The way the experts see it, investors are going to have a tough time doing wrong by long-term interest rates in the coming months.
President Clinton's budget, which raises taxes on the wealthy, could stall an economic recovery or trim the federal deficit, which would remove any upward pressure on interest rates, or do both.
So, nine bond experts polled by the Orange County Register, in Santa Ana, Calif., urge fixed-income investors to add to their bond holdings over the next three months. They recommend that bonds account for 89 percent of a fixed-income portfolio, with the remaining 11 percent devoted to cash.
That's a marked turnaround from only three months ago, when the panel recommended selling some bonds to raise cash.

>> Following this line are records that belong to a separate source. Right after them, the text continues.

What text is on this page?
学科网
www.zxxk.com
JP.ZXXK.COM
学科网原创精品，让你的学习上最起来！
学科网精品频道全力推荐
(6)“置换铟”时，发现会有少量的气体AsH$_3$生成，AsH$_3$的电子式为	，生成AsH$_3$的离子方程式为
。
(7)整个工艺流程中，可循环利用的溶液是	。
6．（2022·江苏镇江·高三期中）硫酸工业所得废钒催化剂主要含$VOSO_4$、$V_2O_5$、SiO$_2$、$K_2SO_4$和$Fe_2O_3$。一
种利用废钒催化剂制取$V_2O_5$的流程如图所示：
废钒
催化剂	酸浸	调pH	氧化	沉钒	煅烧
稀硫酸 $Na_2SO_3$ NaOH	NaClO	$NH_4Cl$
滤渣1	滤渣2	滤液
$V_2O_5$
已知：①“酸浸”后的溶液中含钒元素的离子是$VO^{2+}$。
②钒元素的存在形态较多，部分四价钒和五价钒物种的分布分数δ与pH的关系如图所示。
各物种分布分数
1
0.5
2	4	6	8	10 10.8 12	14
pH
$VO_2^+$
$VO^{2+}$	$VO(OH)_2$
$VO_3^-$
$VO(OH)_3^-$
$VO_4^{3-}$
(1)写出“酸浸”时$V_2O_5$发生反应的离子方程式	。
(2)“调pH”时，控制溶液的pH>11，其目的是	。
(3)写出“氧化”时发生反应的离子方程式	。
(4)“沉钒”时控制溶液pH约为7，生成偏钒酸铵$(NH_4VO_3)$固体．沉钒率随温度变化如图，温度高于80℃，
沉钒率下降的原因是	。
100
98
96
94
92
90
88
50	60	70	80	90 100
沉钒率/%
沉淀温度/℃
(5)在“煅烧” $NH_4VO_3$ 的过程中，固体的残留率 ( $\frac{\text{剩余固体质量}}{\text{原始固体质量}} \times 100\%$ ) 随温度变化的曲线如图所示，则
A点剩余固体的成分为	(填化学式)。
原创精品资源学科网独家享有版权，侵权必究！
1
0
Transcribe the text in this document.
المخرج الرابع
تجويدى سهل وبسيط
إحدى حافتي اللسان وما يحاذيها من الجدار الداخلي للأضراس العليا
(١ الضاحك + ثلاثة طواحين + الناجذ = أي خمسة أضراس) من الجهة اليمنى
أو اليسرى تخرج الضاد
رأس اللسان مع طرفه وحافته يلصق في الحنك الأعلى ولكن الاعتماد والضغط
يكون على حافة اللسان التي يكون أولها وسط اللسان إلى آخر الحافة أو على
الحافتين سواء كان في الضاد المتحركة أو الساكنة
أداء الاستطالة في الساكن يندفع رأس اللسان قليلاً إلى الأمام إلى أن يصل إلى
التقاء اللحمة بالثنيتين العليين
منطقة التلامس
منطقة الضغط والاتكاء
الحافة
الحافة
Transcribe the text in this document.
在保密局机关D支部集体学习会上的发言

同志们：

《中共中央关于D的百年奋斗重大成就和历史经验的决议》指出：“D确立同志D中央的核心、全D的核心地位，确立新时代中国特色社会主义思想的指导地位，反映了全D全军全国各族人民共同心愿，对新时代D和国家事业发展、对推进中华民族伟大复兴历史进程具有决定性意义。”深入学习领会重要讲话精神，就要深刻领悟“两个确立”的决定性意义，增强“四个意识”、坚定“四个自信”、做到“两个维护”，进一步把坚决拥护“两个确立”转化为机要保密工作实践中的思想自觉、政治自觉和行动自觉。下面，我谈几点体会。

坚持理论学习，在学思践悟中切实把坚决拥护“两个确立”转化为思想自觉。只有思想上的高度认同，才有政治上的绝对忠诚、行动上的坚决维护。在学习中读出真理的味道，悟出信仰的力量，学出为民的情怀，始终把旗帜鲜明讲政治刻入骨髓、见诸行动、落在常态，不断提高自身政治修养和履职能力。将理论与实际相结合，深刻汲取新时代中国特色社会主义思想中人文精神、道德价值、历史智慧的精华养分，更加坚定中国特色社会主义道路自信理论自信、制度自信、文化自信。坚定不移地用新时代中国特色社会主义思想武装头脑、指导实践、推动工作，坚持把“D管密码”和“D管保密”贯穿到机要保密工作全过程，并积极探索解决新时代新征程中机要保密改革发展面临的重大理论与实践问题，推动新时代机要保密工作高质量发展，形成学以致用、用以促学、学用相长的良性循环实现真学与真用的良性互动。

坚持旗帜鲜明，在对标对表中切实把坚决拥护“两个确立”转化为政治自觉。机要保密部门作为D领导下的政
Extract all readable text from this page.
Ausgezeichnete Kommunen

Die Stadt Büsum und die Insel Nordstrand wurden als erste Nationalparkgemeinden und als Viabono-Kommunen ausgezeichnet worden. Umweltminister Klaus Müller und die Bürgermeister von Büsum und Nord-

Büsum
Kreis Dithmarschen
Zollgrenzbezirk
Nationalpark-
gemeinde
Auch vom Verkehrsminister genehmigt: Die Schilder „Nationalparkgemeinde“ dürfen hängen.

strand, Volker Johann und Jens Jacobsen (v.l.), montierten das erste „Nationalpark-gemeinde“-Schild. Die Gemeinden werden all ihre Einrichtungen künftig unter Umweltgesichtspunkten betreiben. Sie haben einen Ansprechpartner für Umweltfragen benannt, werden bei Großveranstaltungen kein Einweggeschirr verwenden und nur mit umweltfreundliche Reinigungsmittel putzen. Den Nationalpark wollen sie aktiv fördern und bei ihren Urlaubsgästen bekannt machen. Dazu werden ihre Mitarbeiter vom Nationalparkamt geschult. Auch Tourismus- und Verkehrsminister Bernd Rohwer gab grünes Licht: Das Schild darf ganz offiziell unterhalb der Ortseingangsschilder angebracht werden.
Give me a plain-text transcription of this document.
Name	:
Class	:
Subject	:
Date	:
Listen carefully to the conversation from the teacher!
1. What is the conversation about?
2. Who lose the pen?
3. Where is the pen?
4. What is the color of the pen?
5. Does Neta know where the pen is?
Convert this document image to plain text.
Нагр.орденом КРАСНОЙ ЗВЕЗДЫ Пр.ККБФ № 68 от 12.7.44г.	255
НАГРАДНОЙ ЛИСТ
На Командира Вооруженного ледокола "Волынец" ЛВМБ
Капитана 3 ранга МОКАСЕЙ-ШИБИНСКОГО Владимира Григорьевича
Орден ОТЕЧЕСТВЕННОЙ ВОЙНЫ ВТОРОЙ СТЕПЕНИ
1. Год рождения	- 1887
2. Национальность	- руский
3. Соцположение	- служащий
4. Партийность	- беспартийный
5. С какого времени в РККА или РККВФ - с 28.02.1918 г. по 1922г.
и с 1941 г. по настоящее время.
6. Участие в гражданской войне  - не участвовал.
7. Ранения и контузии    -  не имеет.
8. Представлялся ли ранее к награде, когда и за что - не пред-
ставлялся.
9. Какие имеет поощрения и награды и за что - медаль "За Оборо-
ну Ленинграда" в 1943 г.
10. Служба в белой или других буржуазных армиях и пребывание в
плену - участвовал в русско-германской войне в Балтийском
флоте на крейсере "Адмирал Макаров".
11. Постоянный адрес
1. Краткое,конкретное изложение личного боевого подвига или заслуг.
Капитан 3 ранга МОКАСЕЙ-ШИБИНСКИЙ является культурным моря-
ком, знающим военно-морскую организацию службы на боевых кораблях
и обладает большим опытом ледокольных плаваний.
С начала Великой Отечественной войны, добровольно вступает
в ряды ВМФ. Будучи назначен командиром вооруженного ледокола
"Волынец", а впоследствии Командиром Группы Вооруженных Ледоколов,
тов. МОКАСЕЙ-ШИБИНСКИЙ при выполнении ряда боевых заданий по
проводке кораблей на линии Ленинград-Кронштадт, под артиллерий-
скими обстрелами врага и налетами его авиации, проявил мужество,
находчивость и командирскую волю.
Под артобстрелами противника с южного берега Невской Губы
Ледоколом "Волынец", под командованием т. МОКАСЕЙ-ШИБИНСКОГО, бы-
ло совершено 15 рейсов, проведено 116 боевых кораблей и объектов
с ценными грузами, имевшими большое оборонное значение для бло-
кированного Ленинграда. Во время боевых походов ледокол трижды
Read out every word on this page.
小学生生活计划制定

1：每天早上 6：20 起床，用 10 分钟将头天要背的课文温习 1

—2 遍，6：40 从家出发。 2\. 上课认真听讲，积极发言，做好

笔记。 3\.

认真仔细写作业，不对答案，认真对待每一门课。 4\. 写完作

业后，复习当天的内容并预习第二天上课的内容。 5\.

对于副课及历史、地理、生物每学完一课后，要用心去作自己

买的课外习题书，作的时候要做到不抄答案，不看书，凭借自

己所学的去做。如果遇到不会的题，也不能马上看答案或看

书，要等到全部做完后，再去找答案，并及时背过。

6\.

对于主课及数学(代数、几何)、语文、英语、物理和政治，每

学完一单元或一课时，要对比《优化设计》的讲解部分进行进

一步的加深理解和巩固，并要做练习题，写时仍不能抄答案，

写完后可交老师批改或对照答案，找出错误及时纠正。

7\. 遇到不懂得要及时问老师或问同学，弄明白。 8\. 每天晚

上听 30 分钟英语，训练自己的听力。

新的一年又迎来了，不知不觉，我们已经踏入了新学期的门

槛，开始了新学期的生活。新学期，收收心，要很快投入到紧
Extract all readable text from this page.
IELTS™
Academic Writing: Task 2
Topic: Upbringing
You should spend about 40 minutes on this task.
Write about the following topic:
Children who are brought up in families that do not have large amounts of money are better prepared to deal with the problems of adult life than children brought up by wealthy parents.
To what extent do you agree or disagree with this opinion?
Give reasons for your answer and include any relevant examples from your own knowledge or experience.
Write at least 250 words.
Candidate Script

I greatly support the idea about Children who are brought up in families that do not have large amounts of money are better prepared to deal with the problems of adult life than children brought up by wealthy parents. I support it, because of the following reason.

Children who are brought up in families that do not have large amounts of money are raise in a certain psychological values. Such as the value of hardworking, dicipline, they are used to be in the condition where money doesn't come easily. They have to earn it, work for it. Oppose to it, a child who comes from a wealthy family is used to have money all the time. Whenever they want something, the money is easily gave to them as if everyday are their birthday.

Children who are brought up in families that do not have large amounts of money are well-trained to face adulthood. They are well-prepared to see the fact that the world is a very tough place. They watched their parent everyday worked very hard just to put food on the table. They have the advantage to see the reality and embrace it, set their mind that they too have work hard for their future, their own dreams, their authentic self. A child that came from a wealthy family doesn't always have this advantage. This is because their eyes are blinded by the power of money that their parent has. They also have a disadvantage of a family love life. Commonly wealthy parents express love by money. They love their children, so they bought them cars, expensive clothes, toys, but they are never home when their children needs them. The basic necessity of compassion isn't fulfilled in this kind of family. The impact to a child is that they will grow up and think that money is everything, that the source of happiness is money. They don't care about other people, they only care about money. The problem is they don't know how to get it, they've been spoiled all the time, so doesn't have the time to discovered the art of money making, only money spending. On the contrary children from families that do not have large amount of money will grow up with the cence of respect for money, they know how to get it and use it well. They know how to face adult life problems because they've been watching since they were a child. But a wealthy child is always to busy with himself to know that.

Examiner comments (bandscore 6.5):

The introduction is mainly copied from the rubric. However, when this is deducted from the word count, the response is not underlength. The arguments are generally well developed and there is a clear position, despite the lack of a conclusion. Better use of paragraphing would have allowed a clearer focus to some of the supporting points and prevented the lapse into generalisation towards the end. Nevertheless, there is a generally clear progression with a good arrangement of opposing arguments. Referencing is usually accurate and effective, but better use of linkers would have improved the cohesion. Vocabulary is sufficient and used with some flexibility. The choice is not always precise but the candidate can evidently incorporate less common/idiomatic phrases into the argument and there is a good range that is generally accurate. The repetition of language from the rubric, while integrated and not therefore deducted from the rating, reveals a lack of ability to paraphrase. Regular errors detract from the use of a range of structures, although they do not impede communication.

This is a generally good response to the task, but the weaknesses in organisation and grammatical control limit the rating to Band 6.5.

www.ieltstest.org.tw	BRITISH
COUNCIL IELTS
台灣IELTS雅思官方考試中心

"With inflation remaining at subdued levels and the economy growing slowly, the credit-market outlook is good," said James K. Ho, senior fixed-income officer at John Hancock Mutual Funds in Boston.
As a group, the experts see rates on the 30-year Treasury bond climbing to about 6.3 percent over the next three months, and to 6.55 percent over the next year.
Not surprisingly, the experts urge investors to shift some short-term bonds to longer maturities. Their portfolio devotes 33 percent to long-term bonds (those running 10 years or longer), up from 23 percent three months ago, while whittling short-term holdings to 28 percent, from 40 percent three months ago.
Why the change? Because virtually everyone underestimated the weakness of the U.S. economy. And they overestimated inflation, which remains low.
Meanwhile, some uncertainties in the new president's policies are coming into sharper focus.
It's now clear, for example, that short-term interest rates are headed higher, in part because of Mr. Clinton's plan to finance a larger percentage of the federal deficit with cheaper, short-term notes.
The experts see rates on the one-year Treasury climbing to 3.54 percent in the third quarter, and nearly 3.9 percent in the next 12 months.
Conservative investors looking to do better than 3 percent on certificates of deposit may want to consider high-quality junk bonds. The experts' model portfolio is 26 percent junk, or lower-rated bonds.